Gold has seen a healthy run since the first incidence of QE taper, again conforming to the idea that gold is tail risk insurance unrelated to inflation perceptions. That included a January rebuke to the collateral pressure/selloff pattern that we saw too much of in 2013. In the past few days, gold prices have come down a bit and that has coincided (somewhat) with another bout of forward rate incrementalism, bringing back the collateral pressure question.

ABOOK Mar 2014 Gold GOFO

There is any number of possibilities here, including profit taking from speculators, that would offer a compelling explanation for the past few days’ gold trading. However, it would be wrong, in my opinion, to simply ignore the recent change in GOFO.

ABOOK Mar 2014 Gold GOFO Recent

Since forward rates began rising nearly a month ago, any collateral relationship would appear to be far weaker than previously observed. With that in mind, I can’t help but think that there is a spreading illiquidity that might tie gold to copper, and thus China.

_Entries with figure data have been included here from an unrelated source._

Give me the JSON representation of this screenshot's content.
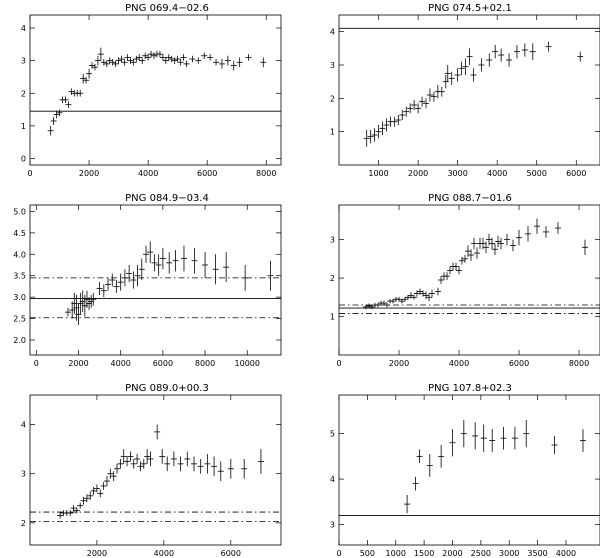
{
  "chart_data": [
    {
      "type": "scatter",
      "title": "PNG 069.4−02.6",
      "xlim": [
        0,
        8500
      ],
      "ylim": [
        -0.2,
        4.4
      ],
      "xticks": [
        0,
        2000,
        4000,
        6000,
        8000
      ],
      "yticks": [
        0,
        1,
        2,
        3,
        4
      ],
      "hlines": [
        {
          "y": 1.45,
          "style": "solid"
        }
      ],
      "points": [
        [
          700,
          0.85,
          0.15
        ],
        [
          800,
          1.15,
          0.12
        ],
        [
          900,
          1.35,
          0.12
        ],
        [
          1000,
          1.4,
          0.1
        ],
        [
          1100,
          1.8,
          0.1
        ],
        [
          1200,
          1.8,
          0.1
        ],
        [
          1300,
          1.65,
          0.1
        ],
        [
          1400,
          2.05,
          0.1
        ],
        [
          1500,
          2.0,
          0.1
        ],
        [
          1600,
          2.0,
          0.1
        ],
        [
          1700,
          2.0,
          0.1
        ],
        [
          1800,
          2.45,
          0.15
        ],
        [
          1900,
          2.4,
          0.1
        ],
        [
          2000,
          2.6,
          0.15
        ],
        [
          2100,
          2.85,
          0.1
        ],
        [
          2200,
          2.8,
          0.1
        ],
        [
          2300,
          3.0,
          0.15
        ],
        [
          2400,
          3.2,
          0.2
        ],
        [
          2500,
          2.95,
          0.1
        ],
        [
          2600,
          2.9,
          0.1
        ],
        [
          2700,
          3.0,
          0.1
        ],
        [
          2800,
          2.95,
          0.1
        ],
        [
          2900,
          2.9,
          0.1
        ],
        [
          3000,
          3.0,
          0.1
        ],
        [
          3100,
          3.05,
          0.1
        ],
        [
          3200,
          2.95,
          0.1
        ],
        [
          3300,
          3.1,
          0.1
        ],
        [
          3400,
          3.0,
          0.1
        ],
        [
          3500,
          2.95,
          0.1
        ],
        [
          3600,
          3.05,
          0.1
        ],
        [
          3700,
          3.1,
          0.1
        ],
        [
          3800,
          3.0,
          0.1
        ],
        [
          3900,
          3.15,
          0.1
        ],
        [
          4000,
          3.1,
          0.1
        ],
        [
          4100,
          3.2,
          0.1
        ],
        [
          4200,
          3.15,
          0.1
        ],
        [
          4300,
          3.2,
          0.1
        ],
        [
          4400,
          3.2,
          0.1
        ],
        [
          4500,
          3.1,
          0.1
        ],
        [
          4600,
          3.0,
          0.1
        ],
        [
          4700,
          3.1,
          0.1
        ],
        [
          4800,
          3.05,
          0.1
        ],
        [
          4900,
          3.0,
          0.1
        ],
        [
          5000,
          3.05,
          0.1
        ],
        [
          5100,
          2.95,
          0.1
        ],
        [
          5200,
          3.1,
          0.1
        ],
        [
          5300,
          2.9,
          0.1
        ],
        [
          5500,
          3.05,
          0.1
        ],
        [
          5700,
          3.0,
          0.1
        ],
        [
          5900,
          3.15,
          0.1
        ],
        [
          6100,
          3.1,
          0.1
        ],
        [
          6300,
          2.95,
          0.1
        ],
        [
          6500,
          2.9,
          0.15
        ],
        [
          6700,
          3.0,
          0.15
        ],
        [
          6900,
          2.85,
          0.15
        ],
        [
          7100,
          2.95,
          0.15
        ],
        [
          7400,
          3.1,
          0.1
        ],
        [
          7900,
          2.95,
          0.15
        ]
      ]
    },
    {
      "type": "scatter",
      "title": "PNG 074.5+02.1",
      "xlim": [
        0,
        6600
      ],
      "ylim": [
        0.0,
        4.5
      ],
      "xticks": [
        1000,
        2000,
        3000,
        4000,
        5000,
        6000
      ],
      "yticks": [
        1,
        2,
        3,
        4
      ],
      "hlines": [
        {
          "y": 4.1,
          "style": "solid"
        }
      ],
      "points": [
        [
          700,
          0.8,
          0.25
        ],
        [
          800,
          0.85,
          0.2
        ],
        [
          900,
          0.9,
          0.2
        ],
        [
          1000,
          1.0,
          0.2
        ],
        [
          1100,
          1.1,
          0.2
        ],
        [
          1200,
          1.2,
          0.2
        ],
        [
          1300,
          1.3,
          0.15
        ],
        [
          1400,
          1.3,
          0.15
        ],
        [
          1500,
          1.35,
          0.15
        ],
        [
          1600,
          1.5,
          0.15
        ],
        [
          1700,
          1.6,
          0.15
        ],
        [
          1800,
          1.7,
          0.15
        ],
        [
          1900,
          1.8,
          0.15
        ],
        [
          2000,
          1.7,
          0.15
        ],
        [
          2100,
          1.9,
          0.15
        ],
        [
          2200,
          1.85,
          0.15
        ],
        [
          2300,
          2.1,
          0.2
        ],
        [
          2400,
          2.05,
          0.15
        ],
        [
          2500,
          2.2,
          0.2
        ],
        [
          2600,
          2.2,
          0.15
        ],
        [
          2700,
          2.5,
          0.2
        ],
        [
          2750,
          2.75,
          0.25
        ],
        [
          2850,
          2.6,
          0.2
        ],
        [
          3000,
          2.7,
          0.2
        ],
        [
          3100,
          2.9,
          0.2
        ],
        [
          3200,
          2.95,
          0.25
        ],
        [
          3300,
          3.25,
          0.25
        ],
        [
          3400,
          2.7,
          0.2
        ],
        [
          3600,
          3.0,
          0.2
        ],
        [
          3800,
          3.15,
          0.2
        ],
        [
          3950,
          3.4,
          0.2
        ],
        [
          4100,
          3.3,
          0.2
        ],
        [
          4300,
          3.15,
          0.2
        ],
        [
          4500,
          3.4,
          0.2
        ],
        [
          4700,
          3.45,
          0.2
        ],
        [
          4900,
          3.4,
          0.25
        ],
        [
          5300,
          3.55,
          0.15
        ],
        [
          6100,
          3.25,
          0.15
        ]
      ]
    },
    {
      "type": "scatter",
      "title": "PNG 084.9−03.4",
      "xlim": [
        -300,
        11600
      ],
      "ylim": [
        1.65,
        5.15
      ],
      "xticks": [
        0,
        2000,
        4000,
        6000,
        8000,
        10000
      ],
      "yticks": [
        2.0,
        2.5,
        3.0,
        3.5,
        4.0,
        4.5,
        5.0
      ],
      "hlines": [
        {
          "y": 3.45,
          "style": "dashdot"
        },
        {
          "y": 2.97,
          "style": "solid"
        },
        {
          "y": 2.52,
          "style": "dashdot"
        }
      ],
      "points": [
        [
          1500,
          2.65,
          0.1
        ],
        [
          1700,
          2.7,
          0.2
        ],
        [
          1800,
          2.85,
          0.25
        ],
        [
          1900,
          2.75,
          0.3
        ],
        [
          2000,
          2.6,
          0.25
        ],
        [
          2100,
          2.85,
          0.25
        ],
        [
          2200,
          2.9,
          0.25
        ],
        [
          2300,
          2.8,
          0.25
        ],
        [
          2400,
          2.95,
          0.2
        ],
        [
          2500,
          2.85,
          0.15
        ],
        [
          2600,
          2.9,
          0.15
        ],
        [
          2700,
          2.95,
          0.15
        ],
        [
          3000,
          3.2,
          0.15
        ],
        [
          3200,
          3.15,
          0.15
        ],
        [
          3400,
          3.3,
          0.15
        ],
        [
          3600,
          3.4,
          0.15
        ],
        [
          3800,
          3.25,
          0.15
        ],
        [
          4000,
          3.35,
          0.2
        ],
        [
          4200,
          3.45,
          0.2
        ],
        [
          4400,
          3.55,
          0.2
        ],
        [
          4600,
          3.4,
          0.2
        ],
        [
          4800,
          3.5,
          0.25
        ],
        [
          5000,
          3.65,
          0.25
        ],
        [
          5200,
          4.0,
          0.2
        ],
        [
          5400,
          4.05,
          0.25
        ],
        [
          5600,
          3.8,
          0.2
        ],
        [
          5800,
          3.75,
          0.25
        ],
        [
          6000,
          3.9,
          0.25
        ],
        [
          6300,
          3.8,
          0.25
        ],
        [
          6600,
          3.85,
          0.25
        ],
        [
          7000,
          3.9,
          0.3
        ],
        [
          7500,
          3.85,
          0.3
        ],
        [
          8000,
          3.75,
          0.3
        ],
        [
          8500,
          3.65,
          0.35
        ],
        [
          9000,
          3.7,
          0.35
        ],
        [
          9900,
          3.45,
          0.3
        ],
        [
          11100,
          3.5,
          0.35
        ]
      ]
    },
    {
      "type": "scatter",
      "title": "PNG 088.7−01.6",
      "xlim": [
        0,
        8700
      ],
      "ylim": [
        0.0,
        3.9
      ],
      "xticks": [
        0,
        2000,
        4000,
        6000,
        8000
      ],
      "yticks": [
        1,
        2,
        3
      ],
      "hlines": [
        {
          "y": 1.3,
          "style": "dashdot"
        },
        {
          "y": 1.22,
          "style": "solid"
        },
        {
          "y": 1.08,
          "style": "dashdot"
        }
      ],
      "points": [
        [
          900,
          1.25,
          0.06
        ],
        [
          1000,
          1.28,
          0.06
        ],
        [
          1100,
          1.25,
          0.06
        ],
        [
          1200,
          1.3,
          0.06
        ],
        [
          1300,
          1.3,
          0.06
        ],
        [
          1400,
          1.35,
          0.06
        ],
        [
          1500,
          1.35,
          0.06
        ],
        [
          1600,
          1.3,
          0.06
        ],
        [
          1700,
          1.4,
          0.06
        ],
        [
          1800,
          1.4,
          0.06
        ],
        [
          1900,
          1.45,
          0.06
        ],
        [
          2000,
          1.45,
          0.06
        ],
        [
          2100,
          1.4,
          0.06
        ],
        [
          2200,
          1.45,
          0.06
        ],
        [
          2300,
          1.5,
          0.06
        ],
        [
          2400,
          1.55,
          0.08
        ],
        [
          2500,
          1.5,
          0.06
        ],
        [
          2600,
          1.6,
          0.08
        ],
        [
          2700,
          1.65,
          0.08
        ],
        [
          2800,
          1.6,
          0.08
        ],
        [
          2900,
          1.55,
          0.1
        ],
        [
          3000,
          1.5,
          0.1
        ],
        [
          3100,
          1.6,
          0.1
        ],
        [
          3300,
          1.65,
          0.1
        ],
        [
          3400,
          1.95,
          0.1
        ],
        [
          3500,
          2.05,
          0.1
        ],
        [
          3600,
          2.05,
          0.1
        ],
        [
          3700,
          2.2,
          0.1
        ],
        [
          3800,
          2.3,
          0.1
        ],
        [
          3900,
          2.3,
          0.1
        ],
        [
          4000,
          2.2,
          0.1
        ],
        [
          4100,
          2.45,
          0.1
        ],
        [
          4200,
          2.5,
          0.1
        ],
        [
          4300,
          2.7,
          0.15
        ],
        [
          4400,
          2.6,
          0.15
        ],
        [
          4500,
          2.9,
          0.15
        ],
        [
          4600,
          2.65,
          0.15
        ],
        [
          4700,
          2.9,
          0.15
        ],
        [
          4800,
          2.9,
          0.15
        ],
        [
          4900,
          2.8,
          0.15
        ],
        [
          5000,
          3.0,
          0.15
        ],
        [
          5100,
          2.9,
          0.15
        ],
        [
          5200,
          2.75,
          0.15
        ],
        [
          5300,
          2.95,
          0.15
        ],
        [
          5400,
          2.9,
          0.15
        ],
        [
          5600,
          3.0,
          0.15
        ],
        [
          5800,
          2.85,
          0.15
        ],
        [
          6000,
          3.05,
          0.2
        ],
        [
          6300,
          3.15,
          0.2
        ],
        [
          6600,
          3.35,
          0.2
        ],
        [
          6900,
          3.2,
          0.15
        ],
        [
          7300,
          3.3,
          0.15
        ],
        [
          8200,
          2.8,
          0.2
        ]
      ]
    },
    {
      "type": "scatter",
      "title": "PNG 089.0+00.3",
      "xlim": [
        0,
        7500
      ],
      "ylim": [
        1.55,
        4.6
      ],
      "xticks": [
        2000,
        4000,
        6000
      ],
      "yticks": [
        2,
        3,
        4
      ],
      "hlines": [
        {
          "y": 2.22,
          "style": "dashdot"
        },
        {
          "y": 2.03,
          "style": "dashdot"
        }
      ],
      "points": [
        [
          900,
          2.15,
          0.06
        ],
        [
          1000,
          2.2,
          0.06
        ],
        [
          1100,
          2.2,
          0.06
        ],
        [
          1200,
          2.2,
          0.06
        ],
        [
          1300,
          2.3,
          0.06
        ],
        [
          1400,
          2.25,
          0.06
        ],
        [
          1500,
          2.35,
          0.06
        ],
        [
          1600,
          2.45,
          0.08
        ],
        [
          1700,
          2.5,
          0.08
        ],
        [
          1800,
          2.55,
          0.08
        ],
        [
          1900,
          2.65,
          0.08
        ],
        [
          2000,
          2.7,
          0.08
        ],
        [
          2100,
          2.6,
          0.08
        ],
        [
          2200,
          2.75,
          0.08
        ],
        [
          2300,
          2.85,
          0.1
        ],
        [
          2400,
          3.0,
          0.1
        ],
        [
          2500,
          2.95,
          0.1
        ],
        [
          2600,
          3.1,
          0.1
        ],
        [
          2700,
          3.2,
          0.1
        ],
        [
          2800,
          3.35,
          0.15
        ],
        [
          2900,
          3.25,
          0.1
        ],
        [
          3000,
          3.35,
          0.1
        ],
        [
          3100,
          3.2,
          0.1
        ],
        [
          3200,
          3.3,
          0.1
        ],
        [
          3300,
          3.15,
          0.1
        ],
        [
          3400,
          3.2,
          0.1
        ],
        [
          3500,
          3.35,
          0.15
        ],
        [
          3600,
          3.3,
          0.15
        ],
        [
          3800,
          3.85,
          0.15
        ],
        [
          3950,
          3.35,
          0.15
        ],
        [
          4100,
          3.2,
          0.15
        ],
        [
          4300,
          3.3,
          0.15
        ],
        [
          4500,
          3.2,
          0.15
        ],
        [
          4700,
          3.3,
          0.15
        ],
        [
          4900,
          3.2,
          0.15
        ],
        [
          5100,
          3.15,
          0.15
        ],
        [
          5300,
          3.2,
          0.2
        ],
        [
          5500,
          3.15,
          0.2
        ],
        [
          5700,
          3.05,
          0.2
        ],
        [
          6000,
          3.1,
          0.2
        ],
        [
          6400,
          3.1,
          0.2
        ],
        [
          6900,
          3.25,
          0.25
        ]
      ]
    },
    {
      "type": "scatter",
      "title": "PNG 107.8+02.3",
      "xlim": [
        0,
        4600
      ],
      "ylim": [
        2.55,
        5.85
      ],
      "xticks": [
        0,
        500,
        1000,
        1500,
        2000,
        2500,
        3000,
        3500,
        4000
      ],
      "yticks": [
        3,
        4,
        5
      ],
      "hlines": [
        {
          "y": 3.2,
          "style": "solid"
        }
      ],
      "points": [
        [
          1200,
          3.45,
          0.2
        ],
        [
          1350,
          3.9,
          0.15
        ],
        [
          1420,
          4.5,
          0.15
        ],
        [
          1600,
          4.3,
          0.25
        ],
        [
          1800,
          4.5,
          0.25
        ],
        [
          2000,
          4.8,
          0.3
        ],
        [
          2200,
          5.0,
          0.3
        ],
        [
          2400,
          4.95,
          0.3
        ],
        [
          2550,
          4.9,
          0.3
        ],
        [
          2700,
          4.85,
          0.25
        ],
        [
          2900,
          4.9,
          0.25
        ],
        [
          3100,
          4.9,
          0.25
        ],
        [
          3300,
          5.0,
          0.3
        ],
        [
          3800,
          4.75,
          0.2
        ],
        [
          4300,
          4.85,
          0.25
        ]
      ]
    }
  ]
}
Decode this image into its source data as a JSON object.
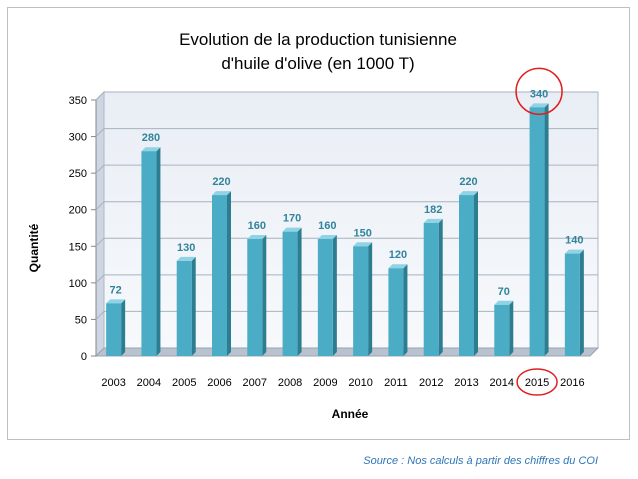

ABOOK Mar 2014 Gold GOFO Copper

In some ways, if this is correct, it may have been inevitable given the dollar situation there (more on that in another post). You would have to believe that as dollar liquidity worsens, the more broadly dollar shorts would appeal to keep funding their positions, even if it meant rehypothecating gold claims or leasing gold itself. There is little doubt that a large quantity of physical metal has made its way eastward across the Pacific, so it may be, in theory, available for liquidity alternatives to copper and the PBOC.

I think that is underscored more than in passing fashion by the slight backwardation in copper futures out to July. Such a short tenor of backwardation is the hallmark of collateral issues and liquidity strains. It is, unfortunately given the paucity of direct observation or even inference, a factor that bears closer scrutiny and further analysis before rendering any harder conclusions. With Chinese dollar shorts in clear dysfunction, there may be further gold spillover ahead, particularly as copper gets hammered. Will the safety bid under gold, evident since QE taper, be enough to offset some or all of this copper/China mess?